Cholesterol is a waxy substance that comes from two sources: your body and food. Your body, and especially your liver, makes all the cholesterol you need and circulates it through the blood. But cholesterol is also found in foods from animal sources, such as meat, poultry and full-fat dairy products. Your liver produces more cholesterol when you eat a diet high in saturated and trans fats.
Excess cholesterol can form plaque between layers of artery walls, making it harder for your heart to circulate blood. Plaque can break open and cause blood clots. If a clot blocks an artery that feeds the brain, it causes a stroke. If it blocks an artery that feeds the heart, it causes a heart attack. The providers at Alpharetta and Cumming Internal Medicine can help you get your cholesterol under control and teach you how to monitor your life to prevent heart disease.
There are two types of cholesterol: “good” and “bad.” Too much of one type — or not enough of another — can put you at risk for coronary heart disease, heart attack or stroke. It’s important to know the levels of cholesterol in your blood so that you and your doctor can determine the best strategy to lower your risk.

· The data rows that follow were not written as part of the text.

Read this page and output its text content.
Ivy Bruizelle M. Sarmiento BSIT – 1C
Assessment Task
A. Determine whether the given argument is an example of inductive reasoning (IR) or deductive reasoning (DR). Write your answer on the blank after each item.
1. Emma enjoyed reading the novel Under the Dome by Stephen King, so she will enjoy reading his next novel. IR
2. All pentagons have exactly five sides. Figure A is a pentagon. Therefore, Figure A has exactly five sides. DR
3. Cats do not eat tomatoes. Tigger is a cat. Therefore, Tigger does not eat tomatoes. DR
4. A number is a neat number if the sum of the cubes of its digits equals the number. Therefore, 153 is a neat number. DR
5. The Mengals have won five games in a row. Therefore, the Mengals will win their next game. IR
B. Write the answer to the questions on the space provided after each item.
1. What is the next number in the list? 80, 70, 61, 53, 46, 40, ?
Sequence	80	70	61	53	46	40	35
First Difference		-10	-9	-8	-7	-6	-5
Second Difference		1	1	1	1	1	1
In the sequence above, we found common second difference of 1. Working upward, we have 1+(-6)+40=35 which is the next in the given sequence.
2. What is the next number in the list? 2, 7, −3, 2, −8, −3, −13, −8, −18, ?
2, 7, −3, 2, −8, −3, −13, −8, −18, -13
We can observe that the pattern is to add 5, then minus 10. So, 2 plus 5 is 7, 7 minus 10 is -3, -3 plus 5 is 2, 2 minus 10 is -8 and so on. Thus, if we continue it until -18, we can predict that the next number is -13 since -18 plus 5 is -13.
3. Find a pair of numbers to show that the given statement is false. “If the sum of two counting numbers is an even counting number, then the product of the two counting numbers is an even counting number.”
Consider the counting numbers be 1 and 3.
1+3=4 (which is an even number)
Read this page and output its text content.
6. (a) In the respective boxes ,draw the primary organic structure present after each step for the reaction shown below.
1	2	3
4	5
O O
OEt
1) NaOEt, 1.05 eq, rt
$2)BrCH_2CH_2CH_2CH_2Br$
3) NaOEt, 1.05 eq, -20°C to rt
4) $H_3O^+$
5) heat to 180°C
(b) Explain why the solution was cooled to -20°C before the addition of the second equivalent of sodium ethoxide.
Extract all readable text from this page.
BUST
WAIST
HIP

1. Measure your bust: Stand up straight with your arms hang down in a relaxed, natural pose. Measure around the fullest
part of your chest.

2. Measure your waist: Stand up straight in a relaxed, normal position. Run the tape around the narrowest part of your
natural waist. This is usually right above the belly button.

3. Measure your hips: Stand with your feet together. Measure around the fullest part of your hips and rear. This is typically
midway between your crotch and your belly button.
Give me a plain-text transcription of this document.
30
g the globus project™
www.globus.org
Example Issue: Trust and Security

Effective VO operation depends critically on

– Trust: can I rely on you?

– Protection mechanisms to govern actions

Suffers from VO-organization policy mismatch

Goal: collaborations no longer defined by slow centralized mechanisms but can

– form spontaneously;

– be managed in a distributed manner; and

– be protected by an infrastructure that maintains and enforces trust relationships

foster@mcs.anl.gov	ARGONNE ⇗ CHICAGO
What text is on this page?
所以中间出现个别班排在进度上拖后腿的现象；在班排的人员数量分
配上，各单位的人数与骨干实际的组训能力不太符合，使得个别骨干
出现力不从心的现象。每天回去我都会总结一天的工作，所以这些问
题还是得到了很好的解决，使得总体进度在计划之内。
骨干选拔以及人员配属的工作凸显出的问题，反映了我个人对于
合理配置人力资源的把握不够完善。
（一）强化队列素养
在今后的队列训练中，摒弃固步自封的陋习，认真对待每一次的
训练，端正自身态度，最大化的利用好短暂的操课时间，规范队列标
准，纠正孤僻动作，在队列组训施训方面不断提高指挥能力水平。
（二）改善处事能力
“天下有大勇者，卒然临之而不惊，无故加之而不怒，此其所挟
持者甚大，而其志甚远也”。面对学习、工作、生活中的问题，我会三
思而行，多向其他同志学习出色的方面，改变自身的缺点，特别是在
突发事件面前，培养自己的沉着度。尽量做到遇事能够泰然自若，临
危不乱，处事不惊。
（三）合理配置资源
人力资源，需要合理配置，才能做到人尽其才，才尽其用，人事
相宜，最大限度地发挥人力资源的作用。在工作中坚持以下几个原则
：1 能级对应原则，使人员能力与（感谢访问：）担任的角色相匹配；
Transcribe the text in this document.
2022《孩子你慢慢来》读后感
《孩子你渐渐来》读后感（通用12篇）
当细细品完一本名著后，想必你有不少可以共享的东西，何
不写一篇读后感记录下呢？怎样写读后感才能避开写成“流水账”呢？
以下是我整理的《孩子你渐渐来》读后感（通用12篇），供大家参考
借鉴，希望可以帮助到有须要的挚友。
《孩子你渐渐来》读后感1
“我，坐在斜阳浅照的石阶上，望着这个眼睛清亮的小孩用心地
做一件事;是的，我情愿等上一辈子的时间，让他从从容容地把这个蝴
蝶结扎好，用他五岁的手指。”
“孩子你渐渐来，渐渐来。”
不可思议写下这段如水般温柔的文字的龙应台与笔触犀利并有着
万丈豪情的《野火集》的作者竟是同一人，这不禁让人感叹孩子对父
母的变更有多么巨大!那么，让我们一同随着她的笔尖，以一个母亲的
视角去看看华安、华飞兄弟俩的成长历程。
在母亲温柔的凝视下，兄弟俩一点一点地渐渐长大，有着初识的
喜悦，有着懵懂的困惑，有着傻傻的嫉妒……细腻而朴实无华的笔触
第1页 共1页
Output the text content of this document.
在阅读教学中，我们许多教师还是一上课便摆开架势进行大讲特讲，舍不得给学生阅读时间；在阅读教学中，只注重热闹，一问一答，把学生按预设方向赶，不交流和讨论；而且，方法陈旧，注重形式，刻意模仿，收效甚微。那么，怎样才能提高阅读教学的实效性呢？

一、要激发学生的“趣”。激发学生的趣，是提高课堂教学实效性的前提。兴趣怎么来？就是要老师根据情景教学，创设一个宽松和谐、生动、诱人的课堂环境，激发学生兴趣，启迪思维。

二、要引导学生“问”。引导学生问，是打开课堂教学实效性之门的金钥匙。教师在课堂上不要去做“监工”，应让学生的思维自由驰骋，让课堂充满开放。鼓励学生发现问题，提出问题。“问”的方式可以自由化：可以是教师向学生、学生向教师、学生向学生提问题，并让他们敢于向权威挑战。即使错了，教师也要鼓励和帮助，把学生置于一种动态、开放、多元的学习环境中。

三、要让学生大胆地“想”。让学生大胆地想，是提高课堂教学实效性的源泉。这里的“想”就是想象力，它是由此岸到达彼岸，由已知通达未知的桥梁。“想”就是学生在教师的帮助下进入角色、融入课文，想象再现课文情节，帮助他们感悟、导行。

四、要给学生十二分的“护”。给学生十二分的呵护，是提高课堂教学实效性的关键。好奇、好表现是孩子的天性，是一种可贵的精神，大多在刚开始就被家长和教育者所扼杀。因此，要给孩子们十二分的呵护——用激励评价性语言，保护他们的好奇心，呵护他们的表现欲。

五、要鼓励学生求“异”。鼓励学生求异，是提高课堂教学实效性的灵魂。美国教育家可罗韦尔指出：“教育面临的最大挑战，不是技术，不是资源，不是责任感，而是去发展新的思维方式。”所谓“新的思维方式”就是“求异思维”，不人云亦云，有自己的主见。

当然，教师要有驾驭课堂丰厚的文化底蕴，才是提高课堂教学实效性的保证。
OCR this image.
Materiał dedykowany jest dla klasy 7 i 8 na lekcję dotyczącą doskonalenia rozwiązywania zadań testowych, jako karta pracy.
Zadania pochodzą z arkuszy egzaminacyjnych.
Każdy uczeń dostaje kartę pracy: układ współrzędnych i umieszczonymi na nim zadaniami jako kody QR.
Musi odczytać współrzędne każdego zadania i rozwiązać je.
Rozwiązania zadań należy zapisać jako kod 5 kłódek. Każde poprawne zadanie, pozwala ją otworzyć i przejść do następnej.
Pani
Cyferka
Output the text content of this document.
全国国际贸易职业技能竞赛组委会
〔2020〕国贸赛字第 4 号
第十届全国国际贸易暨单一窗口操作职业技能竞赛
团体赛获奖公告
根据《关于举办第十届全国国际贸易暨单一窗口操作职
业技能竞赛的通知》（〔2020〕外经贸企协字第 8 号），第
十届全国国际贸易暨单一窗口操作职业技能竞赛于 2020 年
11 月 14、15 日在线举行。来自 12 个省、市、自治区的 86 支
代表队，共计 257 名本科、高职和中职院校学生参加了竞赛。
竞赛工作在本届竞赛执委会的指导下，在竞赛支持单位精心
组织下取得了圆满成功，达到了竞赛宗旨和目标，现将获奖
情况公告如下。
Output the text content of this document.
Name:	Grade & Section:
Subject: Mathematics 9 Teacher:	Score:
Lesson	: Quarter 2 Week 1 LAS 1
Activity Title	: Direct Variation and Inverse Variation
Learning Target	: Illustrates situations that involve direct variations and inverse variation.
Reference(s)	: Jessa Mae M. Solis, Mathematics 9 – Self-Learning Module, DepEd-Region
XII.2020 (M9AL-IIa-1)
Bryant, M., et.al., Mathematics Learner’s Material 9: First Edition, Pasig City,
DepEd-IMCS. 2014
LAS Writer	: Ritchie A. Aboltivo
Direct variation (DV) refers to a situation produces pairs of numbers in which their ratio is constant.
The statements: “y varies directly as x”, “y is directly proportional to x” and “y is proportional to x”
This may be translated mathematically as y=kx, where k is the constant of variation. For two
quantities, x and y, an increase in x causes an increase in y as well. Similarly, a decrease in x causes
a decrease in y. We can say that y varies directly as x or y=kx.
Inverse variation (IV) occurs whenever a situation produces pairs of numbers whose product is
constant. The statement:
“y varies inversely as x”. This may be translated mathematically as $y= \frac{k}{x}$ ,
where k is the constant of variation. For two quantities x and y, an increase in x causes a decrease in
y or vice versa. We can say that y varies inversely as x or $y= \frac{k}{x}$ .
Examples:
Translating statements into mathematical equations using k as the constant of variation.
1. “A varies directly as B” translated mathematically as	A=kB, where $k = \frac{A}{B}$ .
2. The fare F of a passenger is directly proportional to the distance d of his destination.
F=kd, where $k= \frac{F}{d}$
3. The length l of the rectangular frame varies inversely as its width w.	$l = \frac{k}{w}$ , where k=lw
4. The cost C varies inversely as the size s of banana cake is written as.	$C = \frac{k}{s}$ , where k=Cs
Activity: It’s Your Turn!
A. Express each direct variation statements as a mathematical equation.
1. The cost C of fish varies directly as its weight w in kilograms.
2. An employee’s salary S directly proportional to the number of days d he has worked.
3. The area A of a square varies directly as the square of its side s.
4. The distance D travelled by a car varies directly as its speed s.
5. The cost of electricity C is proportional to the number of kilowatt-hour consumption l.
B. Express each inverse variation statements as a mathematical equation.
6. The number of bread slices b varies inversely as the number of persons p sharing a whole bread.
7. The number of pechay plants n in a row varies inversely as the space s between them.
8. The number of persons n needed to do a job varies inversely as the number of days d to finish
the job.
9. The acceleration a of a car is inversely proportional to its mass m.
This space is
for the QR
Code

Many people do not know their cholesterol is too high because there are usually no symptoms. That’s why it is important to have your cholesterol levels checked by your doctor. Talk with your provider about assessing your risk for a heart attack or stroke. Cholesterol levels are an important factor in estimating your personal risk. Visit Alpharetta and Cumming Internal Medicine to create an action plan that will help you make important lifestyle changes. Sometimes, medication is needed in addition to a healthy diet and lifestyle.
LDL (bad) cholesterol is produced naturally by the body, but many people inherit genes from their mother, father or even grandparents that cause them to make too much. Eating foods with saturated fat or trans fats also increases the amount of LDL cholesterol in your blood. If high blood cholesterol runs in your family, lifestyle modifications may not be enough to help lower your LDL blood cholesterol.